As many as a quarter of all anxiety and panic disorders are actually disordered breathing due to chronic mouth breathing, shallow chest breathing (rather than deep belly breathing) or too high a baseline respiratory rate (or some combination of those three things). People need less sleep and feel better rested when they tape their mouth shut at night to avoid mouth breathing. It’s typical advice to take some deep breaths before doing something hard, which tends to act within a few seconds, but it takes time to retrain your body to breathe slower, more deeply and through your nose. That alone though can cure anxiety and panic in those who have not done it already.

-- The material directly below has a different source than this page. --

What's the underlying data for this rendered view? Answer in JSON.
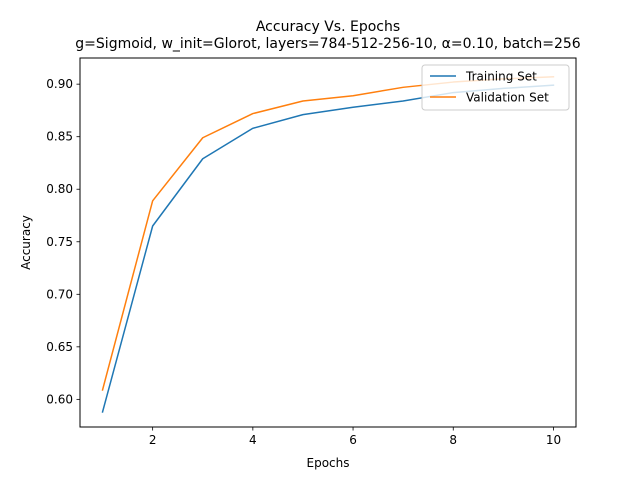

I found YouTube the most useful source of information on breathing exercises, and I admit that I am still swimming in the shallow end. That said, I think until now no one really sat me down and explained the impact it could have. Considering there’s a pandemic going around which, among other things, is more severe in those with lower blood nitric oxide (almost no one in high altitude climates develop symptoms, and places with pollution that leads to low nitric oxide like New York and Northern Italy have been hit by the hardest), it seems like a good time to learn.